Conclusion
The drafting and adoption of a new PRC Constitution between September 1980 and December 1982 was a process that closely reflected the ongoing massive changes occurring at the time in Chinese politics and society.
This was the case even despite the ultimate decision to produce a relatively conservative document that, in Peng Zhen's words, ‘didn't change anything that didn't need changing’, stuck to goals ‘that could be accomplished now', and in large measure returned to the key features of the 1954 Constitution. Initially hotly debated ideas, such as the introduction of a Senate-like upper chamber for the NPC to provide a check on arbitrary or misguided use of state power, fell by the wayside. On the other hand, such features were to a certain extent transposed to the intra-Party realm.Indeed, the provisions for increased intra-Party democracy as well as an enhanced role for collective decision-making were to play a major role in ideological struggles of the 1980s. By 1983, officials on the Party's left including Hu Qiaomu and Deng Liqun had convinced Deng Xiaoping of the need for a campaign to counter trends of ‘bourgeois liberalisation' that were being promoted by liberal intellectuals associated with Hu Yaobang and his policies. By the end of the decade, there would emerge a growing consensus on the need to further bolster the provisions of the Constitution providing protections for the private market economy, but not on issues of political liberalisation. The popular protest movement of 1989 that gathered pace after Hu's death that year, and its suppression leading to a major change in the composition of the Party leadership, would further entrench this posture.
Meanwhile, some features of the 1982 Constitution also influenced the process of determining the future constitutional frameworks for Hong Kong and Macao. The notion of an ‘upper house' of representatives from various sectors of society, for example, was soon to make a kind of reappearance in the form of ‘functional constituencies' in the legislature and a powerful Election Committee, both of which were first articulated in 1984.
While these drew on multiple influences, the public early 1980s discussions over a ‘Social Chamber' in the NPC served as a precedent; indeed, Xu Chongde and some others who had worked at the CRC Secretariat would also play significant roles in the drafting of Hong Kong's Basic Law.The subsequent history of the PRC Constitution has largely reinforced its character as a major pillar of what is usually referred to as ‘law-based governance', as well as stably functioning state institutions, supporting an orderly and extensively marketised society. These features were reinforced over the course of subsequent amendments in 1988, 1993, 1999, 2004, and 2018, of which the content has mostly focused on the ever more explicit denotation of legal protections for private property ownership - although the most recent amendments of 2018 were instead directed to a range of issues including, eg, the creation of a new anti-corruption supervision body as well as a migration of ‘the leadership of the Communist Party' from Peng Zhen's Preamble to the main constitutional text. The two-term limit introduced for the State Chairman office, meanwhile, was removed.

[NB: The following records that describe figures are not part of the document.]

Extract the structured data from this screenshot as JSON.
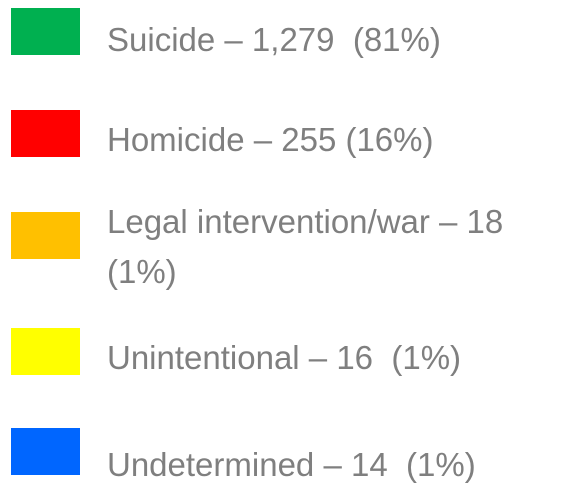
{
  "items": [
    {
      "color": "#00b050",
      "label": "Suicide – 1,279  (81%)"
    },
    {
      "color": "#ff0000",
      "label": "Homicide – 255 (16%)"
    },
    {
      "color": "#ffc000",
      "label": "Legal intervention/war – 18 (1%)"
    },
    {
      "color": "#ffff00",
      "label": "Unintentional – 16  (1%)"
    },
    {
      "color": "#0066ff",
      "label": "Undetermined – 14  (1%)"
    }
  ]
}
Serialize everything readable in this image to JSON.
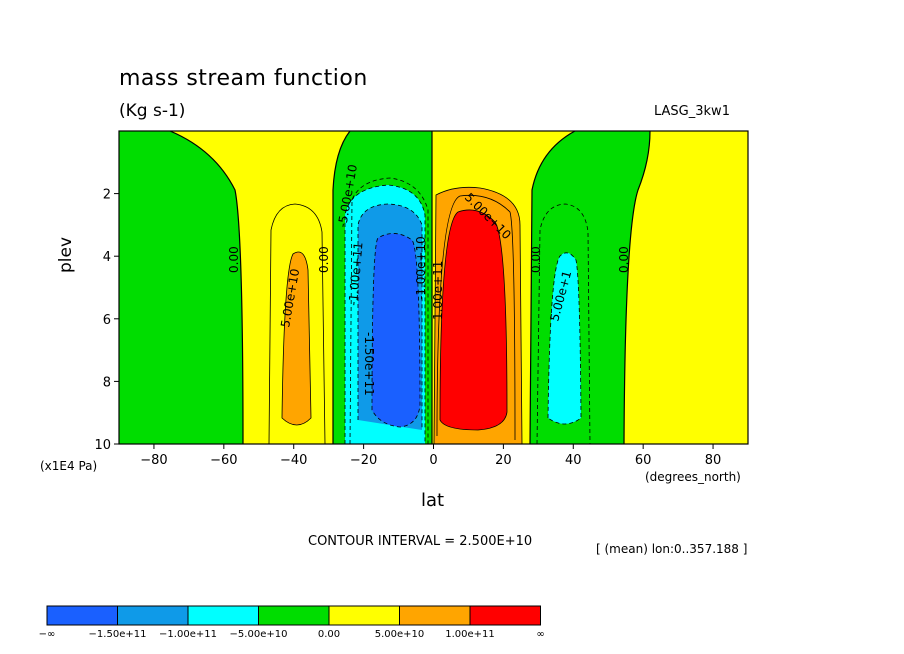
{
  "figure": {
    "title": "mass stream function",
    "units": "(Kg s-1)",
    "dataset": "LASG_3kw1",
    "y_units_label": "(x1E4 Pa)",
    "x_units_label": "(degrees_north)",
    "contour_interval_text": "CONTOUR INTERVAL = 2.500E+10",
    "region_text": "[ (mean) lon:0..357.188 ]"
  },
  "chart_data": {
    "type": "contour",
    "title": "mass stream function",
    "xlabel": "lat",
    "ylabel": "plev",
    "xlim": [
      -90,
      90
    ],
    "ylim": [
      10,
      0
    ],
    "x_ticks": [
      -80,
      -60,
      -40,
      -20,
      0,
      20,
      40,
      60,
      80
    ],
    "y_ticks": [
      2,
      4,
      6,
      8,
      10
    ],
    "contour_interval": 25000000000.0,
    "levels": [
      -150000000000.0,
      -100000000000.0,
      -50000000000.0,
      0,
      50000000000.0,
      100000000000.0
    ],
    "colorbar": {
      "labels": [
        "-∞",
        "-1.50e+11",
        "-1.00e+11",
        "-5.00e+10",
        "0.00",
        "5.00e+10",
        "1.00e+11",
        "∞"
      ],
      "colors": [
        "#1a60ff",
        "#0f9ae8",
        "#00ffff",
        "#00dd00",
        "#ffff00",
        "#ffa500",
        "#ff0000"
      ]
    },
    "cells": [
      {
        "name": "southern-polar-weak-cell",
        "lat_range": [
          -90,
          -54
        ],
        "plev_top": 0.5,
        "fill": "#00dd00",
        "label": "0.00"
      },
      {
        "name": "southern-ferrel-cell",
        "lat_range": [
          -54,
          -30
        ],
        "peak_lat": -40,
        "peak_plev": 6.5,
        "peak_range": "5.0e10 to 1.0e11",
        "label": "5.00e+10"
      },
      {
        "name": "southern-hadley-cell",
        "lat_range": [
          -30,
          0
        ],
        "peak_lat": -12,
        "peak_plev": 6,
        "peak_range": "< -1.5e11",
        "label": "-1.50e+11"
      },
      {
        "name": "northern-hadley-cell",
        "lat_range": [
          0,
          29
        ],
        "peak_lat": 10,
        "peak_plev": 6,
        "peak_range": "> 1.0e11",
        "label": "1.00e+11"
      },
      {
        "name": "northern-ferrel-cell",
        "lat_range": [
          30,
          55
        ],
        "peak_lat": 38,
        "peak_plev": 6.5,
        "peak_range": "-1.0e11 to -5.0e10",
        "label": "-5.00e+10"
      },
      {
        "name": "northern-polar-weak-cell",
        "lat_range": [
          55,
          90
        ],
        "fill": "#ffff00",
        "label": "0.00"
      }
    ],
    "contour_labels": [
      {
        "text": "0.00",
        "lat": -54,
        "plev": 4
      },
      {
        "text": "0.00",
        "lat": -30,
        "plev": 4
      },
      {
        "text": "5.00e+10",
        "lat": -41,
        "plev": 5
      },
      {
        "text": "-5.00e+10",
        "lat": -24,
        "plev": 2.6
      },
      {
        "text": "-1.00e+11",
        "lat": -20,
        "plev": 4.2
      },
      {
        "text": "-1.50e+11",
        "lat": -19,
        "plev": 6.3
      },
      {
        "text": "-1.00e+10",
        "lat": -1,
        "plev": 3.6
      },
      {
        "text": "1.00e+11",
        "lat": 2,
        "plev": 5
      },
      {
        "text": "5.00e+10",
        "lat": 13,
        "plev": 3.1
      },
      {
        "text": "0.00",
        "lat": 29,
        "plev": 4
      },
      {
        "text": "5.00e+1",
        "lat": 37,
        "plev": 5.2
      },
      {
        "text": "0.00",
        "lat": 54,
        "plev": 4
      }
    ]
  }
}
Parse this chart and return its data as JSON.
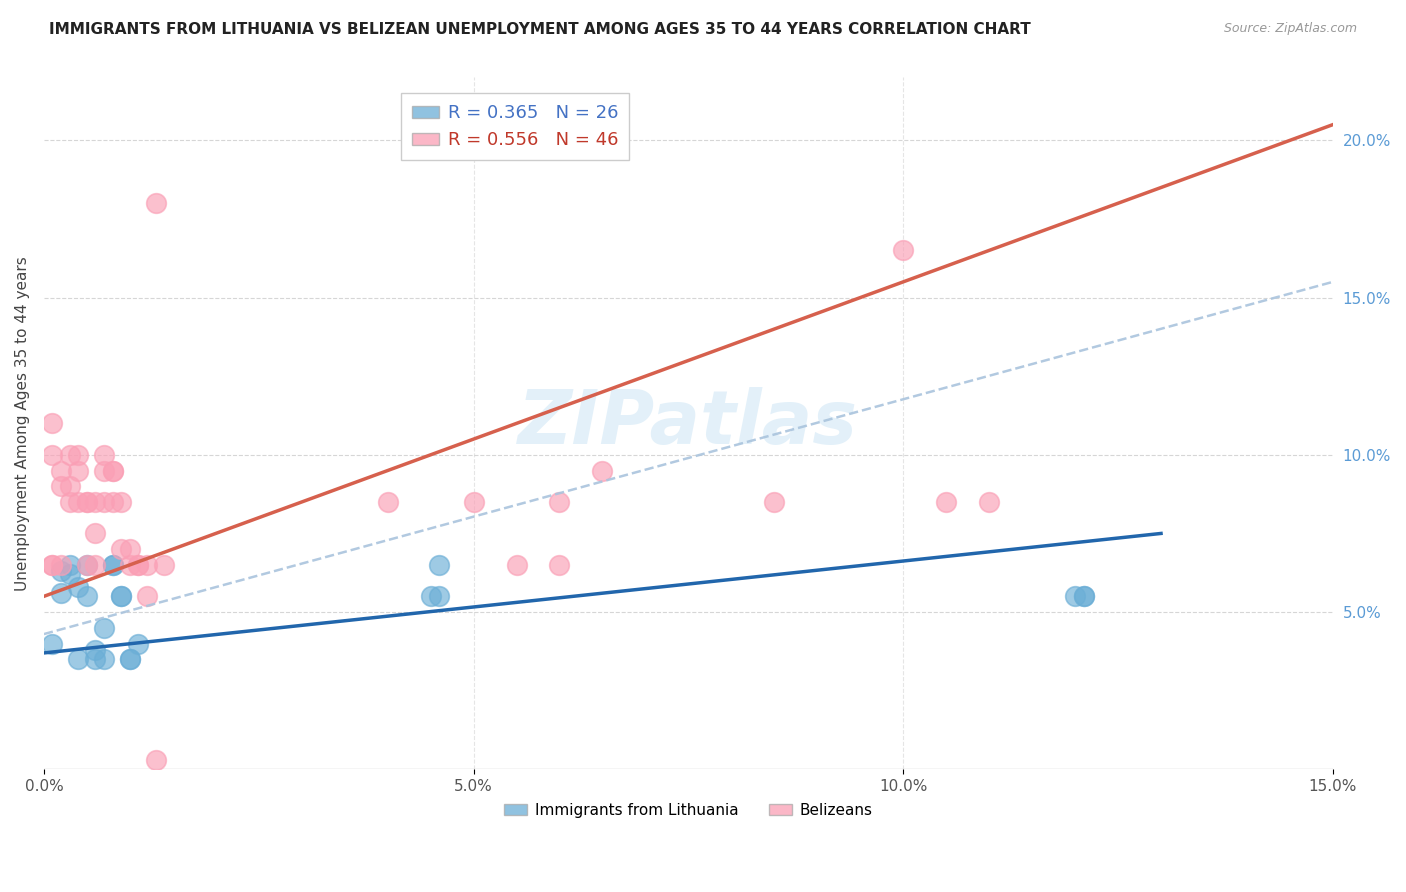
{
  "title": "IMMIGRANTS FROM LITHUANIA VS BELIZEAN UNEMPLOYMENT AMONG AGES 35 TO 44 YEARS CORRELATION CHART",
  "source": "Source: ZipAtlas.com",
  "ylabel": "Unemployment Among Ages 35 to 44 years",
  "xlim": [
    0,
    0.15
  ],
  "ylim": [
    0,
    0.22
  ],
  "xtick_vals": [
    0.0,
    0.05,
    0.1,
    0.15
  ],
  "xtick_labels": [
    "0.0%",
    "5.0%",
    "10.0%",
    "15.0%"
  ],
  "yticks_right": [
    0.05,
    0.1,
    0.15,
    0.2
  ],
  "ytick_labels_right": [
    "5.0%",
    "10.0%",
    "15.0%",
    "20.0%"
  ],
  "legend_r1": "R = 0.365",
  "legend_n1": "N = 26",
  "legend_r2": "R = 0.556",
  "legend_n2": "N = 46",
  "color_blue": "#6baed6",
  "color_pink": "#fa9fb5",
  "color_blue_line": "#2166ac",
  "color_pink_line": "#d6604d",
  "background_color": "#ffffff",
  "grid_color": "#cccccc",
  "watermark": "ZIPatlas",
  "blue_x": [
    0.001,
    0.002,
    0.002,
    0.003,
    0.003,
    0.004,
    0.004,
    0.005,
    0.005,
    0.006,
    0.006,
    0.007,
    0.007,
    0.008,
    0.008,
    0.009,
    0.009,
    0.01,
    0.01,
    0.011,
    0.045,
    0.046,
    0.046,
    0.12,
    0.121,
    0.121
  ],
  "blue_y": [
    0.04,
    0.063,
    0.056,
    0.065,
    0.062,
    0.058,
    0.035,
    0.065,
    0.055,
    0.038,
    0.035,
    0.045,
    0.035,
    0.065,
    0.065,
    0.055,
    0.055,
    0.035,
    0.035,
    0.04,
    0.055,
    0.055,
    0.065,
    0.055,
    0.055,
    0.055
  ],
  "pink_x": [
    0.001,
    0.001,
    0.001,
    0.001,
    0.002,
    0.002,
    0.002,
    0.003,
    0.003,
    0.003,
    0.004,
    0.004,
    0.004,
    0.005,
    0.005,
    0.005,
    0.006,
    0.006,
    0.006,
    0.007,
    0.007,
    0.007,
    0.008,
    0.008,
    0.008,
    0.009,
    0.009,
    0.01,
    0.01,
    0.011,
    0.011,
    0.012,
    0.012,
    0.013,
    0.013,
    0.014,
    0.04,
    0.05,
    0.055,
    0.06,
    0.06,
    0.065,
    0.085,
    0.1,
    0.105,
    0.11
  ],
  "pink_y": [
    0.065,
    0.065,
    0.11,
    0.1,
    0.065,
    0.09,
    0.095,
    0.085,
    0.09,
    0.1,
    0.085,
    0.095,
    0.1,
    0.085,
    0.085,
    0.065,
    0.065,
    0.075,
    0.085,
    0.085,
    0.095,
    0.1,
    0.085,
    0.095,
    0.095,
    0.085,
    0.07,
    0.07,
    0.065,
    0.065,
    0.065,
    0.065,
    0.055,
    0.18,
    0.003,
    0.065,
    0.085,
    0.085,
    0.065,
    0.065,
    0.085,
    0.095,
    0.085,
    0.165,
    0.085,
    0.085
  ],
  "blue_line_x": [
    0.0,
    0.13
  ],
  "blue_line_y": [
    0.037,
    0.075
  ],
  "pink_line_x": [
    0.0,
    0.15
  ],
  "pink_line_y": [
    0.055,
    0.205
  ],
  "dashed_line_x": [
    0.0,
    0.15
  ],
  "dashed_line_y": [
    0.043,
    0.155
  ]
}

The overall importance of the Constitution to both state governance and Party ideology was strongly asserted over the course of 2013-14, in the early period of Xi Jinping's first term. The opening of a national debate on constitutional matters was announced, with various views articulated in the public sphere although, on the whole, the officially endorsed conclusions ruled out any transformation of the Constitution into a judiciable source of law. Nonetheless, the Xi era has been associated with a number of strong affirmations of the 1982 Constitution itself as well as of many of its most notable features. These include the empowerment of the NPC Standing Committee, which remains the sole authorised interpreter of the Constitution and, since, 2018 has had one of its special committees explicitly designated as the ‘Rule of Law and Constitutional Affairs Committee', tasked with ensuring that prospective legislation is in accordance with the Constitution.
In adopting this approach rather than any empowerment of the judiciary as constitutional interpreter, the 2018 amendments could be seen as consistent with Deng and Peng's constitutional vision.Another recent move was the introduction of the annual ‘National Constitution Day' holiday on 4 December, the anniversary of the Constitution's adoption in 1982. A major example of a pufa, or ‘law popularisation' activity that intends to spread social consciousness about legal norms and institutions, as well as their proper uses and relation to the state apparatus, the holiday has been associated with state-organised events and celebrations each year since 2014. On the whole, celebration and affirmation of the PRC Constitution has reached a new high point during Xi's administration, mirroring a general approach that places heavy emphasis on ‘socialist legality' as well as law and order issues.
The 1980-1982 constitutional drafting process is rightly seen as a major political and ideological turning point, and indeed one that represented not just changes in the state, but also the reassertion of sectors of Chinese society that had been systematically excluded from public life under previous political arrangements. Even though the process by which the Constitution was adopted could not be said to be one based on unfettered and non-hierarchical open debate, it did generate a document enjoying a broad sense of social legitimacy - independent intellectuals, activists, and even dissidents have not infrequently turned to the Constitution for support, if usually unsuccessfully. That such consensus-generation can occur even in the absence of judicial enforcement underlines the pragmatic impacts of constitutional documents and ideas outside as well as within the courtroom.